The issue of vegetarian/veganism is popping up all over the blogosphere these days thanks to America’s charming upcoming holiday that centers around eating a dead animal. Except for the lucky one. Oh and football, of course.
While I am slowly trying to make adjustments to my diet more towards the veggie-side of things, I can’t honestly claim myself to be a pescetarian, vegetarian, vegan, raw, etc. because I haven’t quite made the leap to sacrifice yet. Although, when I read things like this, I want to.
So there will definitely be turkey on my Thanksgiving table. And I’ll eat it. With stuffing, and gravy made from giblets. I apologize for the lack of holiday posts and will definitely get some good recipes up here shortly including my favorite Thanksgiving sweet potatoes. I’m sure everyone got super excited during Thanksgiving week to see the post title “Tofu for Dinner.”
But one of the things I automatically find myself eating more of when I get on a vegan-kick is soy. Gena has a great post about why tofu isn’t necessarily the best choice for your health, but the reason I can’t stop eating it is because it’s not necessarily a replacement for me, it’s because it’s something I really, really like to eat.
I grew up not eating red meat (this includes no pork, the “other” white meat) so we ate tofu growing up. It makes me nostalgic. That may seem weird, but I wonder if other people just haven’t had the opportunity to enjoy tofu cooked simply, not masked to taste like Thanksgiving turkey.
Here’s how I make tofu for all my stir-fry recipes, with an unnecessarily detailed explanation my tricks to get it crispy and tasty. I’ve had luck with Gliding Calm’s baked tofu as well but frankly, if you’re going to eat tofu, you might as well fry it.
Stir Fried Tofu
Chili/Sesame Oil (optional)
Extra firm tofu cut into cubes (drying with paper towels is nice but not necessary)
I always cook the tofu and the add-ins (veggies, noodles) separately. If you want to use the same pan (less dishes = less pain in the @ss) cook your veggies first, keep them in a bowl while you cook the tofu, then throw them back in at the end to heat them all up to the same temperature.

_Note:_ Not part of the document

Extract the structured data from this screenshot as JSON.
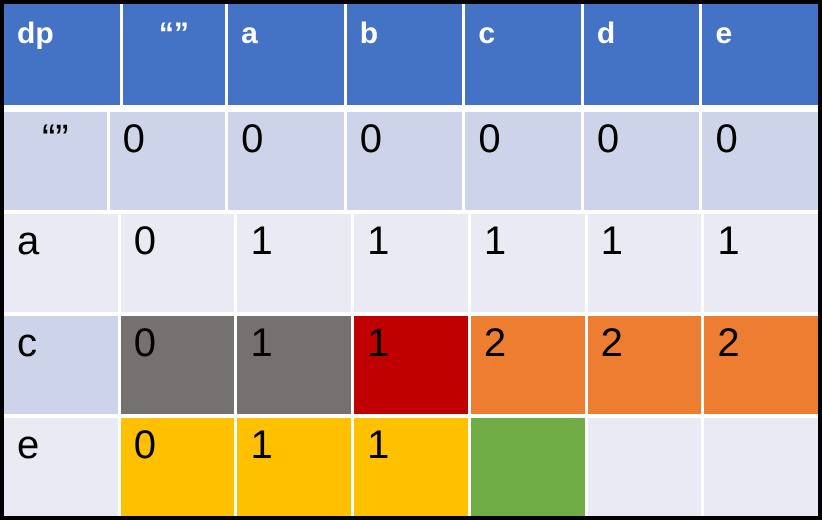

Your tofu just isn’t going to crisp up with the water from the veggies going on at the same time.
Use a frying pan. Whatever pan you have that you know heats up and browns well. Add enough canola oil to lightly coat the bottom of the pan but not enough so it’s an inch thick. Gross.
Heat the oil over medium-high heat until it’s pretty hot but not spitting. You want to brown the tofu when it first hits the pan, not burn it. Toss in the tofu cubes. BE CAREFUL! The oil may spit a little when you toss in the semi-wet cubes.
If you’re Julia Child, or just awesome at flipping your tofu cubes like me, flip them occasionally until all the sides are browning. Otherwise, I would use a spatula as opposed to tongs since you want the cubes to keep their shape. If you find you need more oil, add your chili-sesame oil if using, or just a little more canola oil. Don’t add to much because you want the browning.
Right when they start to really crisp to the point of burn, pour your soy sauce over them, again being careful of the hot oil spitting. Continue to flip them as the soy sauce caramelizes and they get some crispy burn parts (not too long).
Add with whatever you’re eating with the tofu and enjoy! If I’m adding veggies, etc. I’ll add them already cooked right before I add the soy sauce at a relatively high heat.
And if THAT insanely long super informative description of tofu doesn’t get you excited about eating veg, check out these links:
I was researching Reader’s Digest for a client today when I came across an article “4 Places You Didn’t Know You’d Find Animal By Products.” Ew.
Ok, so I know there’s probably gelatin (commonly made by boiling the bones and connective tissue of cattle or pigs – thanks for that visual) in my gummy bears and other processed candy I claim I don’t eat but sometimes do, but WINE??? That sucks.